PROBOLINGGO – Organisasi masyarakat Laskar Joga Probolinggo mendatangi Markas Kepolisian Resor Probolinggo untuk mengikuti audiensi bersama jajaran kepolisian, Senin (16/3/2026). Pertemuan tersebut membahas penanganan praktik debt collector ilegal yang dinilai meresahkan masyarakat.
Audiensi berlangsung di ruang Kasat Reskrim Polres Probolinggo dan dipimpin langsung oleh Kapolres Probolinggo AKBP Dr. M. Wahyudin Latif, S.H., S.I.K., M.Si. Turut hadir mendampingi, Wakapolres Probolinggo Kompol Yanuar Rizal Ardianto, S.H., S.I.K., serta Kasat Reskrim AKP I Made Kembar Mertadana.
Kedatangan Laskar Joga Probolinggo dalam pertemuan tersebut bertujuan menyampaikan aspirasi masyarakat sekaligus mendorong aparat penegak hukum agar menindak tegas keberadaan debt collector ilegal yang masih beroperasi di wilayah Probolinggo.
Ketua Laskar Joga Probolinggo, Habib Mustofa, menjelaskan bahwa pihaknya hadir memenuhi undangan Polres Probolinggo untuk berdiskusi secara langsung mengenai penanganan kasus tersebut.
Menurutnya, pihak kepolisian menunjukkan keseriusan dalam menangani laporan yang berkaitan dengan praktik penagihan utang secara ilegal. Meski demikian, ia mengakui bahwa di lapangan masih terdapat kesan proses penanganan berjalan lambat.
“Kami tetap berprasangka baik terhadap langkah Polres Probolinggo. Yang terpenting bagi kami, tidak ada satu pun kasus yang dihentikan,” ujar Habib Mustofa.
Ia menegaskan bahwa gerakan yang dilakukan Laskar Joga Probolinggo bukanlah berdasarkan asumsi pribadi, melainkan berangkat dari laporan masyarakat yang merasa dirugikan oleh praktik debt collector ilegal.
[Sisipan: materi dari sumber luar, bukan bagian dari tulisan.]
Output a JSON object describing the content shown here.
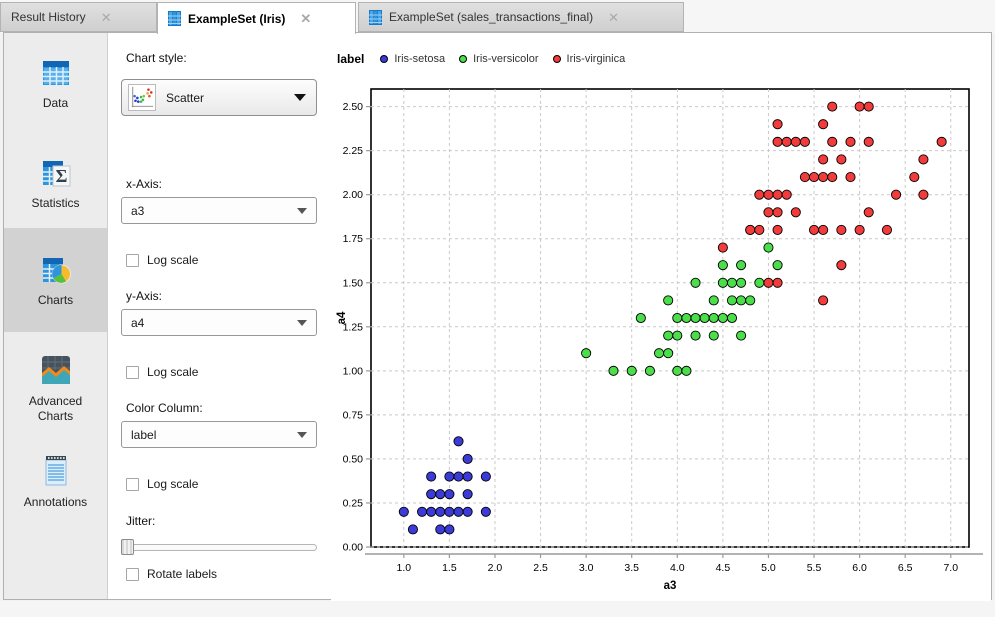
{
  "tabs": [
    {
      "label": "Result History"
    },
    {
      "label": "ExampleSet (Iris)"
    },
    {
      "label": "ExampleSet (sales_transactions_final)"
    }
  ],
  "close_glyph": "✕",
  "sidebar": {
    "items": [
      {
        "label": "Data"
      },
      {
        "label": "Statistics"
      },
      {
        "label": "Charts"
      },
      {
        "label": "Advanced"
      },
      {
        "label2_advanced": "Charts"
      },
      {
        "label": "Annotations"
      }
    ],
    "selected": "Charts"
  },
  "controls": {
    "chart_style": {
      "label": "Chart style:",
      "value": "Scatter"
    },
    "x_axis": {
      "label": "x-Axis:",
      "value": "a3",
      "log_label": "Log scale",
      "log_checked": false
    },
    "y_axis": {
      "label": "y-Axis:",
      "value": "a4",
      "log_label": "Log scale",
      "log_checked": false
    },
    "color_column": {
      "label": "Color Column:",
      "value": "label",
      "log_label": "Log scale",
      "log_checked": false
    },
    "jitter": {
      "label": "Jitter:",
      "value": 0,
      "min": 0,
      "max": 100
    },
    "rotate_labels": {
      "label": "Rotate labels",
      "checked": false
    }
  },
  "chart_data": {
    "type": "scatter",
    "title": "",
    "xlabel": "a3",
    "ylabel": "a4",
    "legend_title": "label",
    "legend_position": "top",
    "grid": true,
    "xlim": [
      0.64,
      7.2
    ],
    "ylim": [
      0,
      2.6
    ],
    "x_ticks": [
      1.0,
      1.5,
      2.0,
      2.5,
      3.0,
      3.5,
      4.0,
      4.5,
      5.0,
      5.5,
      6.0,
      6.5,
      7.0
    ],
    "x_tick_labels": [
      "1.0",
      "1.5",
      "2.0",
      "2.5",
      "3.0",
      "3.5",
      "4.0",
      "4.5",
      "5.0",
      "5.5",
      "6.0",
      "6.5",
      "7.0"
    ],
    "y_ticks": [
      0,
      0.25,
      0.5,
      0.75,
      1.0,
      1.25,
      1.5,
      1.75,
      2.0,
      2.25,
      2.5
    ],
    "y_tick_labels": [
      "0.00",
      "0.25",
      "0.50",
      "0.75",
      "1.00",
      "1.25",
      "1.50",
      "1.75",
      "2.00",
      "2.25",
      "2.50"
    ],
    "series": [
      {
        "name": "Iris-setosa",
        "color": "#3b3bd8",
        "points": [
          [
            1.0,
            0.2
          ],
          [
            1.1,
            0.1
          ],
          [
            1.2,
            0.2
          ],
          [
            1.3,
            0.2
          ],
          [
            1.3,
            0.3
          ],
          [
            1.3,
            0.4
          ],
          [
            1.4,
            0.1
          ],
          [
            1.4,
            0.2
          ],
          [
            1.4,
            0.3
          ],
          [
            1.5,
            0.1
          ],
          [
            1.5,
            0.2
          ],
          [
            1.5,
            0.3
          ],
          [
            1.5,
            0.4
          ],
          [
            1.6,
            0.2
          ],
          [
            1.6,
            0.4
          ],
          [
            1.6,
            0.6
          ],
          [
            1.7,
            0.2
          ],
          [
            1.7,
            0.3
          ],
          [
            1.7,
            0.4
          ],
          [
            1.7,
            0.5
          ],
          [
            1.9,
            0.2
          ],
          [
            1.9,
            0.4
          ]
        ]
      },
      {
        "name": "Iris-versicolor",
        "color": "#4ade4a",
        "points": [
          [
            3.0,
            1.1
          ],
          [
            3.3,
            1.0
          ],
          [
            3.5,
            1.0
          ],
          [
            3.6,
            1.3
          ],
          [
            3.7,
            1.0
          ],
          [
            3.8,
            1.1
          ],
          [
            3.9,
            1.1
          ],
          [
            3.9,
            1.2
          ],
          [
            3.9,
            1.4
          ],
          [
            4.0,
            1.0
          ],
          [
            4.0,
            1.2
          ],
          [
            4.0,
            1.3
          ],
          [
            4.1,
            1.0
          ],
          [
            4.1,
            1.3
          ],
          [
            4.2,
            1.2
          ],
          [
            4.2,
            1.3
          ],
          [
            4.2,
            1.5
          ],
          [
            4.3,
            1.3
          ],
          [
            4.4,
            1.2
          ],
          [
            4.4,
            1.3
          ],
          [
            4.4,
            1.4
          ],
          [
            4.5,
            1.3
          ],
          [
            4.5,
            1.5
          ],
          [
            4.5,
            1.6
          ],
          [
            4.6,
            1.3
          ],
          [
            4.6,
            1.4
          ],
          [
            4.6,
            1.5
          ],
          [
            4.7,
            1.2
          ],
          [
            4.7,
            1.4
          ],
          [
            4.7,
            1.5
          ],
          [
            4.7,
            1.6
          ],
          [
            4.8,
            1.4
          ],
          [
            4.8,
            1.8
          ],
          [
            4.9,
            1.5
          ],
          [
            5.0,
            1.7
          ],
          [
            5.1,
            1.6
          ]
        ]
      },
      {
        "name": "Iris-virginica",
        "color": "#f23c3c",
        "points": [
          [
            4.5,
            1.7
          ],
          [
            4.8,
            1.8
          ],
          [
            4.9,
            1.8
          ],
          [
            4.9,
            2.0
          ],
          [
            5.0,
            1.5
          ],
          [
            5.0,
            1.9
          ],
          [
            5.0,
            2.0
          ],
          [
            5.1,
            1.5
          ],
          [
            5.1,
            1.8
          ],
          [
            5.1,
            1.9
          ],
          [
            5.1,
            2.0
          ],
          [
            5.1,
            2.3
          ],
          [
            5.1,
            2.4
          ],
          [
            5.2,
            2.0
          ],
          [
            5.2,
            2.3
          ],
          [
            5.3,
            1.9
          ],
          [
            5.3,
            2.3
          ],
          [
            5.4,
            2.1
          ],
          [
            5.4,
            2.3
          ],
          [
            5.5,
            1.8
          ],
          [
            5.5,
            2.1
          ],
          [
            5.6,
            1.4
          ],
          [
            5.6,
            1.8
          ],
          [
            5.6,
            2.1
          ],
          [
            5.6,
            2.2
          ],
          [
            5.6,
            2.4
          ],
          [
            5.7,
            2.1
          ],
          [
            5.7,
            2.3
          ],
          [
            5.7,
            2.5
          ],
          [
            5.8,
            1.6
          ],
          [
            5.8,
            1.8
          ],
          [
            5.8,
            2.2
          ],
          [
            5.9,
            2.1
          ],
          [
            5.9,
            2.3
          ],
          [
            6.0,
            1.8
          ],
          [
            6.0,
            2.5
          ],
          [
            6.1,
            1.9
          ],
          [
            6.1,
            2.3
          ],
          [
            6.1,
            2.5
          ],
          [
            6.3,
            1.8
          ],
          [
            6.4,
            2.0
          ],
          [
            6.6,
            2.1
          ],
          [
            6.7,
            2.0
          ],
          [
            6.7,
            2.2
          ],
          [
            6.9,
            2.3
          ]
        ]
      }
    ],
    "colors": {
      "grid": "#c9c9c9",
      "plot_border": "#000000",
      "axis_line": "#9a9a9a"
    }
  }
}
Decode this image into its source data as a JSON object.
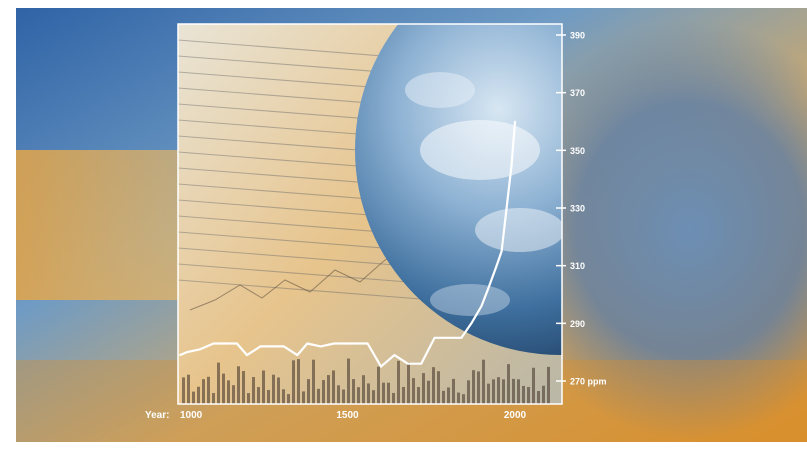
{
  "chart_data": {
    "type": "line",
    "title": "",
    "xlabel": "Year:",
    "ylabel": "",
    "y_unit": "ppm",
    "xlim": [
      1000,
      2000
    ],
    "ylim": [
      265,
      395
    ],
    "x_ticks": [
      1000,
      1500,
      2000
    ],
    "y_ticks": [
      270,
      290,
      310,
      330,
      350,
      370,
      390
    ],
    "grid": false,
    "legend": "none",
    "line_color": "#ffffff",
    "series": [
      {
        "x": [
          1000,
          1020,
          1060,
          1100,
          1130,
          1170,
          1200,
          1240,
          1280,
          1310,
          1350,
          1380,
          1420,
          1460,
          1500,
          1530,
          1560,
          1600,
          1640,
          1680,
          1720,
          1760,
          1800,
          1840,
          1870,
          1900,
          1920,
          1945,
          1960,
          1975,
          1990,
          2000
        ],
        "values": [
          279,
          280,
          281,
          283,
          283,
          283,
          279,
          282,
          282,
          282,
          279,
          283,
          282,
          283,
          283,
          283,
          283,
          275,
          279,
          276,
          276,
          285,
          285,
          285,
          290,
          296,
          302,
          310,
          315,
          330,
          345,
          360
        ]
      }
    ]
  }
}
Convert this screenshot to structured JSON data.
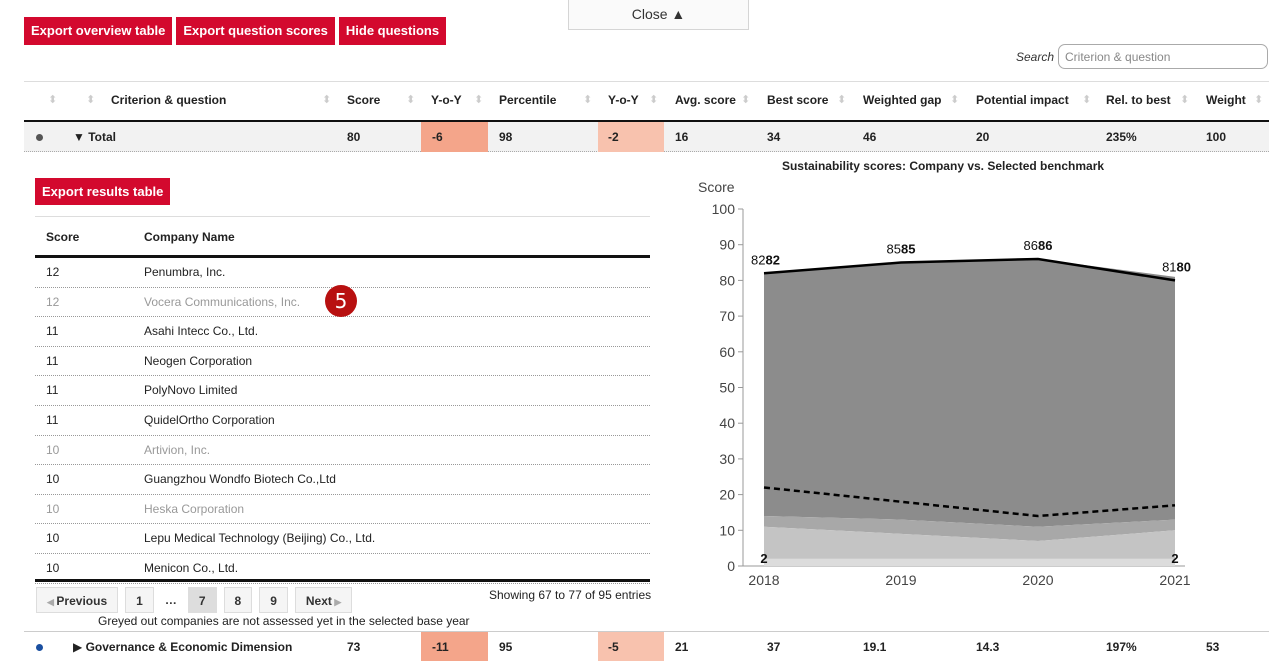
{
  "toolbar": {
    "export_overview": "Export overview table",
    "export_scores": "Export question scores",
    "hide_questions": "Hide questions",
    "close": "Close ▲"
  },
  "search": {
    "label": "Search",
    "placeholder": "Criterion & question"
  },
  "headers": [
    "Criterion & question",
    "Score",
    "Y-o-Y",
    "Percentile",
    "Y-o-Y",
    "Avg. score",
    "Best score",
    "Weighted gap",
    "Potential impact",
    "Rel. to best",
    "Weight"
  ],
  "total_row": {
    "label": "▼ Total",
    "values": [
      "80",
      "-6",
      "98",
      "-2",
      "16",
      "34",
      "46",
      "20",
      "235%",
      "100"
    ]
  },
  "gov_row": {
    "label": "▶ Governance & Economic Dimension",
    "values": [
      "73",
      "-11",
      "95",
      "-5",
      "21",
      "37",
      "19.1",
      "14.3",
      "197%",
      "53"
    ]
  },
  "results": {
    "export_label": "Export results table",
    "col_score": "Score",
    "col_company": "Company Name",
    "rows": [
      {
        "score": "12",
        "name": "Penumbra, Inc.",
        "grey": false
      },
      {
        "score": "12",
        "name": "Vocera Communications, Inc.",
        "grey": true
      },
      {
        "score": "11",
        "name": "Asahi Intecc Co., Ltd.",
        "grey": false
      },
      {
        "score": "11",
        "name": "Neogen Corporation",
        "grey": false
      },
      {
        "score": "11",
        "name": "PolyNovo Limited",
        "grey": false
      },
      {
        "score": "11",
        "name": "QuidelOrtho Corporation",
        "grey": false
      },
      {
        "score": "10",
        "name": "Artivion, Inc.",
        "grey": true
      },
      {
        "score": "10",
        "name": "Guangzhou Wondfo Biotech Co.,Ltd",
        "grey": false
      },
      {
        "score": "10",
        "name": "Heska Corporation",
        "grey": true
      },
      {
        "score": "10",
        "name": "Lepu Medical Technology (Beijing) Co., Ltd.",
        "grey": false
      },
      {
        "score": "10",
        "name": "Menicon Co., Ltd.",
        "grey": false
      }
    ],
    "badge": "5",
    "pager": {
      "prev": "Previous",
      "next": "Next",
      "pages": [
        "1",
        "…",
        "7",
        "8",
        "9"
      ],
      "active": "7"
    },
    "showing": "Showing 67 to 77 of 95 entries",
    "note": "Greyed out companies are not assessed yet in the selected base year"
  },
  "chart_data": {
    "type": "area",
    "title": "Sustainability scores: Company vs. Selected benchmark",
    "ylabel": "Score",
    "xlabel": "",
    "ylim": [
      0,
      100
    ],
    "yticks": [
      0,
      10,
      20,
      30,
      40,
      50,
      60,
      70,
      80,
      90,
      100
    ],
    "x": [
      "2018",
      "2019",
      "2020",
      "2021"
    ],
    "company_line": [
      82,
      85,
      86,
      80
    ],
    "benchmark_line": [
      22,
      18,
      14,
      17
    ],
    "area_top": [
      82,
      85,
      86,
      81
    ],
    "band_1": [
      14,
      13,
      11,
      13
    ],
    "band_2": [
      11,
      9,
      7,
      10
    ],
    "band_3": [
      2,
      2,
      2,
      2
    ],
    "labels": [
      {
        "small": "82",
        "big": "82"
      },
      {
        "small": "85",
        "big": "85"
      },
      {
        "small": "86",
        "big": "86"
      },
      {
        "small": "81",
        "big": "80"
      }
    ],
    "bottom_labels": [
      "2",
      "",
      "",
      "2"
    ],
    "colors": {
      "top_area": "#8c8c8c",
      "band_mid": "#a8a8a8",
      "band_light": "#c4c4c4",
      "band_lightest": "#dcdcdc",
      "company": "#000000"
    }
  }
}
Karena itu, organisasi tersebut berkomitmen untuk terus mengawal proses hukum hingga masyarakat mendapatkan kepastian dan perlindungan hukum yang semestinya.
“Kami bergerak atas dasar laporan warga. Laskar Joga Probolinggo dipercaya masyarakat untuk memperjuangkan hak-hak mereka, terutama dalam kasus yang hingga kini belum menemukan penyelesaian,” jelasnya.
Sementara itu, Kapolres Probolinggo AKBP Dr. M. Wahyudin Latif menegaskan bahwa persoalan debt collector ilegal menjadi salah satu perhatian serius pihaknya.
Ia memastikan seluruh laporan yang masuk tetap diproses sesuai ketentuan hukum yang berlaku.
“Tidak ada satu pun perkara di Polres Probolinggo yang dihentikan,” tegasnya.
Melalui pertemuan tersebut, diharapkan sinergi antara masyarakat dan aparat penegak hukum dapat semakin kuat dalam menjaga ketertiban serta memberikan rasa aman bagi warga di wilayah Probolinggo.